Try building a reference table of months, and JOINing on it. It's the quickest way to do this with months in varchar datatype.
declare #foo table (id int, [mon] varchar(100), cost int)
declare #mon table (mon varchar(100), orderWeight int)
INSERT INTO #mon (mon, orderWeight)
VALUES ('Jan',1), ('Feb',2),('Mar',3),('Apr',4),('May',5),('Jun',6),('Jul',7),
('Aug',8),('Sep',9),('Oct',10),('Nov',11),('Dec',12)
INSERT INTO #foo(id, [mon], cost)
VALUES ( 1 ,'Jan' , 200),
( 1 ,'Mar', 204),
( 1 ,'May' , 200),
( 1 ,'Dec' , 201)
select f.id,
m.[mon] ,
f.cost
from #mon as m
left join #foo as f on m.mon = f.mon
order by m.orderWeight
Results:
Your ordering will now be guaranteed with the order by orderWeight.
Sample table
create table mytable(id int, dt datetime, cost money)
insert mytable values
(1,GETDATE()-10,200),
(1,GETDATE()-40,204),
(1,GETDATE()-100,200),
(1,GETDATE()-200,201);
The query, using SQL Server 2008 specific syntax, and sorted properly
select
t.id [to],
CONVERT(char(3),dateadd(month,-M.N,L.PVT),7) [Month],
sum(t.cost) totalCost
from (select PVT=dateadd(month,datediff(month,0,getdate())-1,0)) L
cross join (values (0),(1),(2),(3),(4),(5),(6),(7),(8),(9),(10),(11)) M(N)
left join mytable t
on t.dt >= dateadd(month,-M.N,L.PVT)
and t.dt < dateadd(month,-M.N+1,L.PVT)
group by t.id, right(CONVERT(char(9),dt,6),6), M.N, L.PVT
order by M.N
What it does:
right(CONVERT(char(9),dt,6),6) converts a date into the format 'DD MMM YY', we only need the MMM YY part
In the SELECT, we further extract only the 3-char month from it, using LEFT( , 3)
The subquery L has a single record and column, PVT, which is the first date of the last month
The number series 0-11 is used to create the month values for the last 12 months, using the formula dateadd(month,-M.N,L.PVT)
The range t.dt >= .. and t.dt < .. finds data for a single month
How about this?
The result contains month and year, but you can strip it as you want.
;with months
as
(
select dateadd(month, -1, dateadd(day, datediff(day, 0, getdate()), 0)) as m
union all
select dateadd(month, -1, m)
from months
where m > dateadd(month, -12, getdate())
)
-- Testdata
,yourTable(id,somedate,cost)
as
(
select 1, '2011-01-03', 200
union all
select 1, '2011-03-06', 204
union all
select 1, '2010-05-09', 200
union all
select 1, '2010-05-19', 201
union all
select 1, '2010-12-02', 201
)
-- end testdata
select yt.id
,datename(month,coalesce(yt.somedate, m.m)) as [month]
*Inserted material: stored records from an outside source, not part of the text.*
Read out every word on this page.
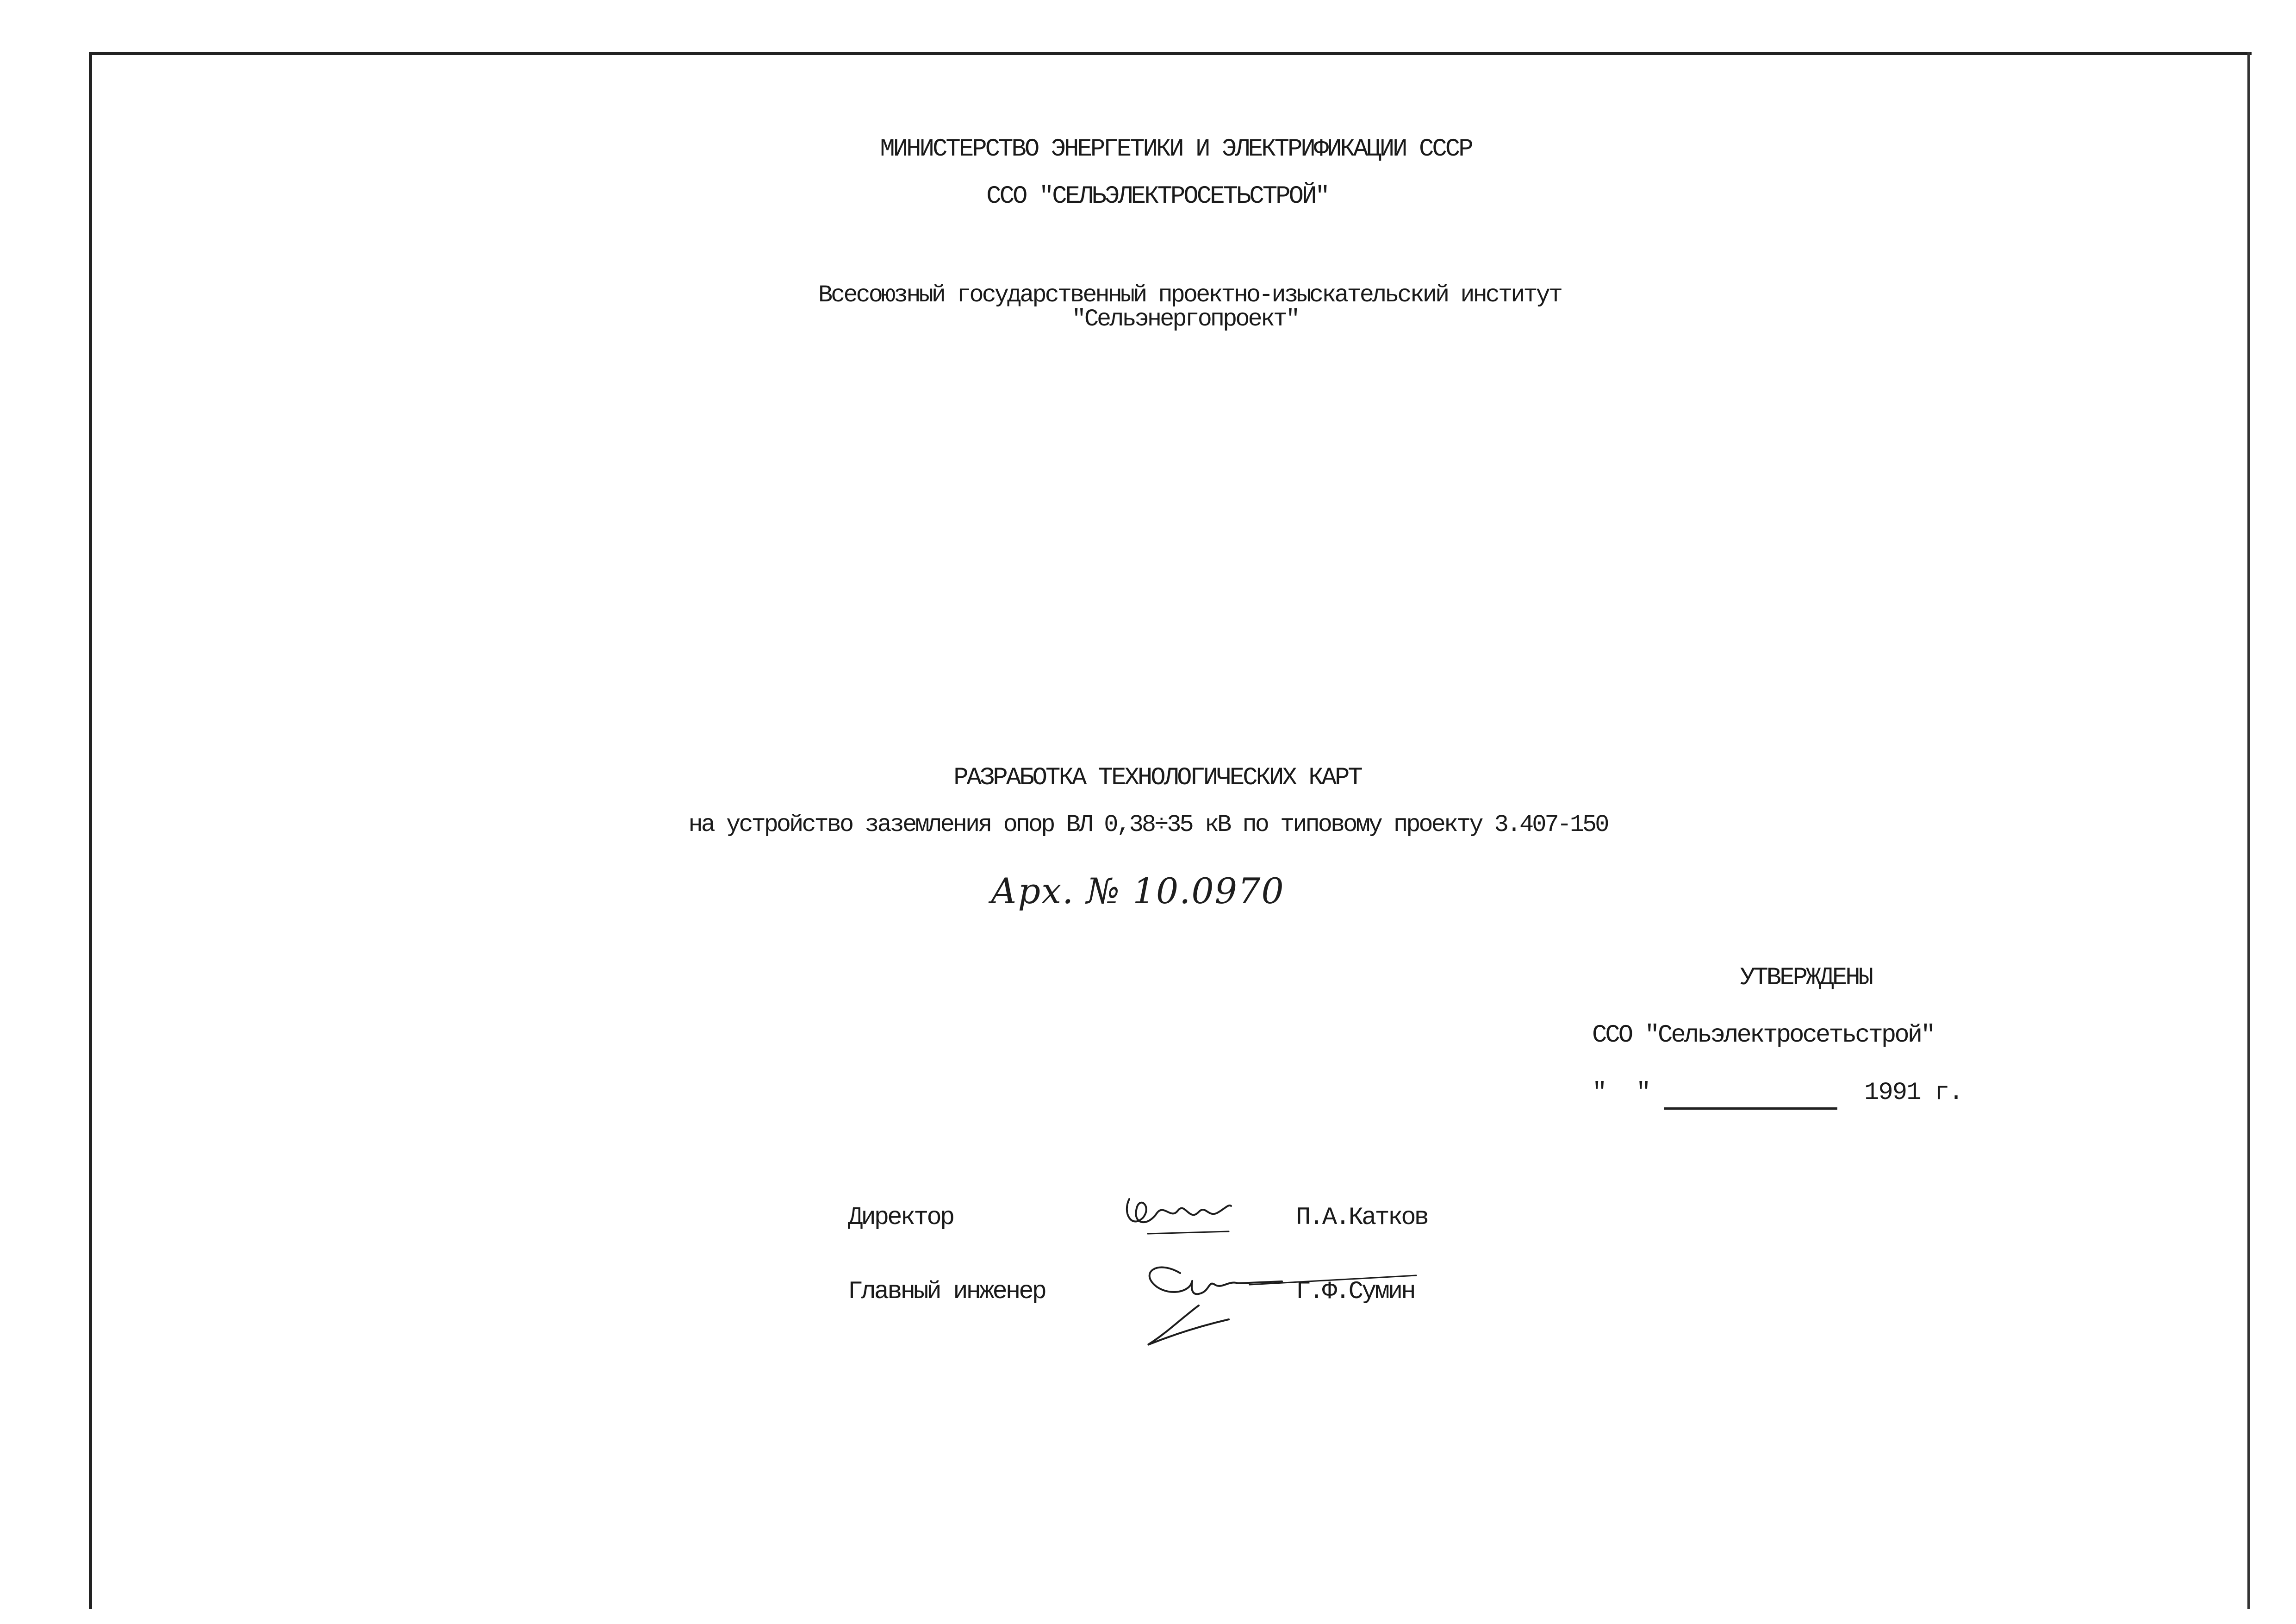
МИНИСТЕРСТВО ЭНЕРГЕТИКИ И ЭЛЕКТРИФИКАЦИИ СССР
ССО "СЕЛЬЭЛЕКТРОСЕТЬСТРОЙ"
Всесоюзный государственный проектно-изыскательский институт
"Сельэнергопроект"
РАЗРАБОТКА ТЕХНОЛОГИЧЕСКИХ КАРТ
на устройство заземления опор ВЛ 0,38÷35 кВ по типовому проекту 3.407-150
Арх. № 10.0970
УТВЕРЖДЕНЫ
ССО "Сельэлектросетьстрой"
" "	1991 г.
Директор	П.А.Катков
Главный инженер	Г.Ф.Сумин
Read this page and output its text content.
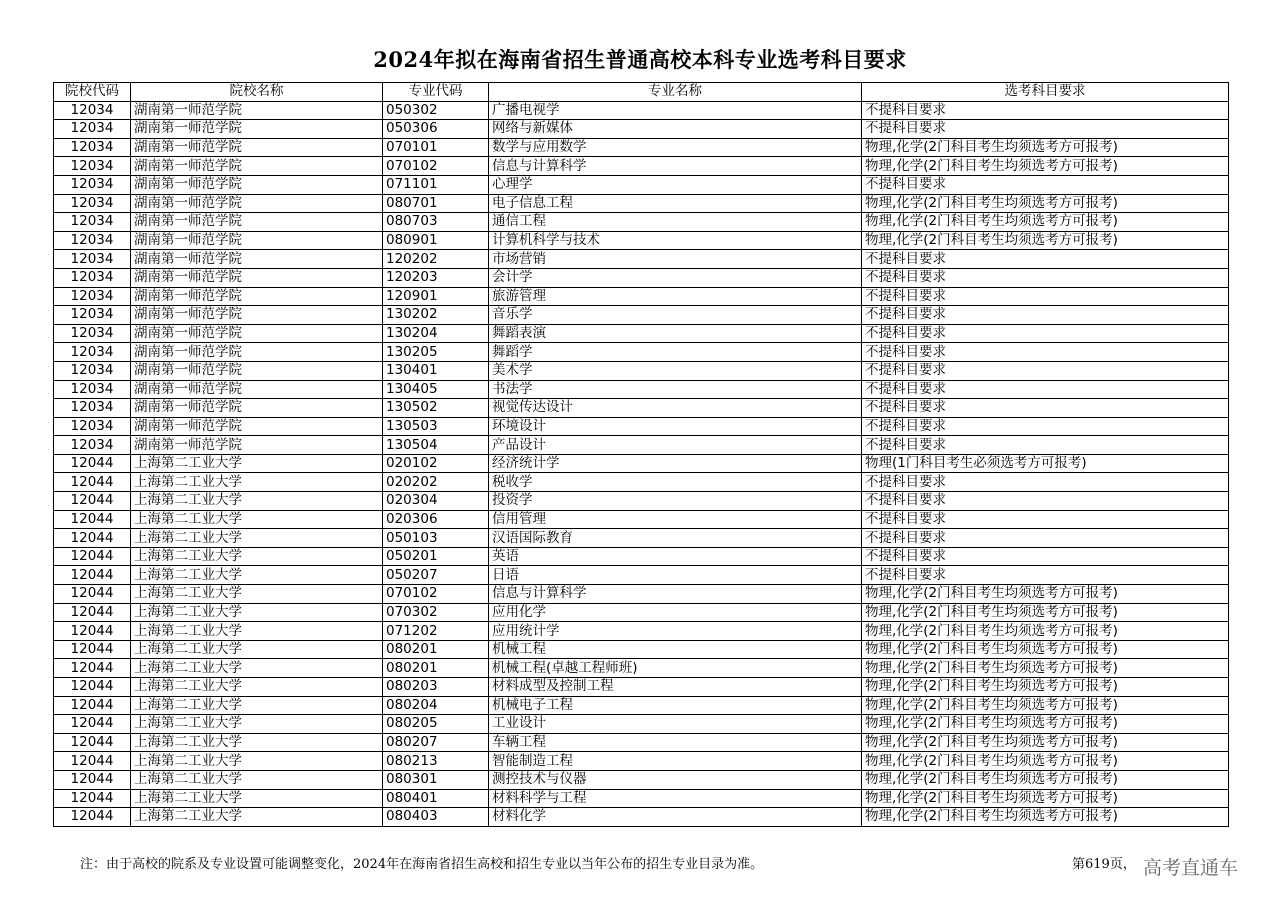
2024年拟在海南省招生普通高校本科专业选考科目要求
院校代码	院校名称	专业代码	专业名称	选考科目要求
12034	湖南第一师范学院	050302	广播电视学	不提科目要求
12034	湖南第一师范学院	050306	网络与新媒体	不提科目要求
12034	湖南第一师范学院	070101	数学与应用数学	物理,化学(2门科目考生均须选考方可报考)
12034	湖南第一师范学院	070102	信息与计算科学	物理,化学(2门科目考生均须选考方可报考)
12034	湖南第一师范学院	071101	心理学	不提科目要求
12034	湖南第一师范学院	080701	电子信息工程	物理,化学(2门科目考生均须选考方可报考)
12034	湖南第一师范学院	080703	通信工程	物理,化学(2门科目考生均须选考方可报考)
12034	湖南第一师范学院	080901	计算机科学与技术	物理,化学(2门科目考生均须选考方可报考)
12034	湖南第一师范学院	120202	市场营销	不提科目要求
12034	湖南第一师范学院	120203	会计学	不提科目要求
12034	湖南第一师范学院	120901	旅游管理	不提科目要求
12034	湖南第一师范学院	130202	音乐学	不提科目要求
12034	湖南第一师范学院	130204	舞蹈表演	不提科目要求
12034	湖南第一师范学院	130205	舞蹈学	不提科目要求
12034	湖南第一师范学院	130401	美术学	不提科目要求
12034	湖南第一师范学院	130405	书法学	不提科目要求
12034	湖南第一师范学院	130502	视觉传达设计	不提科目要求
12034	湖南第一师范学院	130503	环境设计	不提科目要求
12034	湖南第一师范学院	130504	产品设计	不提科目要求
12044	上海第二工业大学	020102	经济统计学	物理(1门科目考生必须选考方可报考)
12044	上海第二工业大学	020202	税收学	不提科目要求
12044	上海第二工业大学	020304	投资学	不提科目要求
12044	上海第二工业大学	020306	信用管理	不提科目要求
12044	上海第二工业大学	050103	汉语国际教育	不提科目要求
12044	上海第二工业大学	050201	英语	不提科目要求
12044	上海第二工业大学	050207	日语	不提科目要求
12044	上海第二工业大学	070102	信息与计算科学	物理,化学(2门科目考生均须选考方可报考)
12044	上海第二工业大学	070302	应用化学	物理,化学(2门科目考生均须选考方可报考)
12044	上海第二工业大学	071202	应用统计学	物理,化学(2门科目考生均须选考方可报考)
12044	上海第二工业大学	080201	机械工程	物理,化学(2门科目考生均须选考方可报考)
12044	上海第二工业大学	080201	机械工程(卓越工程师班)	物理,化学(2门科目考生均须选考方可报考)
12044	上海第二工业大学	080203	材料成型及控制工程	物理,化学(2门科目考生均须选考方可报考)
12044	上海第二工业大学	080204	机械电子工程	物理,化学(2门科目考生均须选考方可报考)
12044	上海第二工业大学	080205	工业设计	物理,化学(2门科目考生均须选考方可报考)
12044	上海第二工业大学	080207	车辆工程	物理,化学(2门科目考生均须选考方可报考)
12044	上海第二工业大学	080213	智能制造工程	物理,化学(2门科目考生均须选考方可报考)
12044	上海第二工业大学	080301	测控技术与仪器	物理,化学(2门科目考生均须选考方可报考)
12044	上海第二工业大学	080401	材料科学与工程	物理,化学(2门科目考生均须选考方可报考)
12044	上海第二工业大学	080403	材料化学	物理,化学(2门科目考生均须选考方可报考)
注：由于高校的院系及专业设置可能调整变化，2024年在海南省招生高校和招生专业以当年公布的招生专业目录为准。	第619页， 高考直通车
,datename(year,coalesce(yt.somedate, m.m)) as [year]
--,yt.cost
,sum(yt.cost) as cost
from months m
left join yourTable yt
on datepart(year, yt.someDate) = DATEPART(year, m.m)
and datepart(month, yt.someDate) = DATEPART(month, m.m)
group by
yt.id
,datename(month,coalesce(yt.somedate, m.m))
,datename(year,coalesce(yt.somedate, m.m))
,m.m
order by m.m desc
Edit: Altered solution to support sum.
Remove the group by-section and alter the comment of cost, to get the old solution.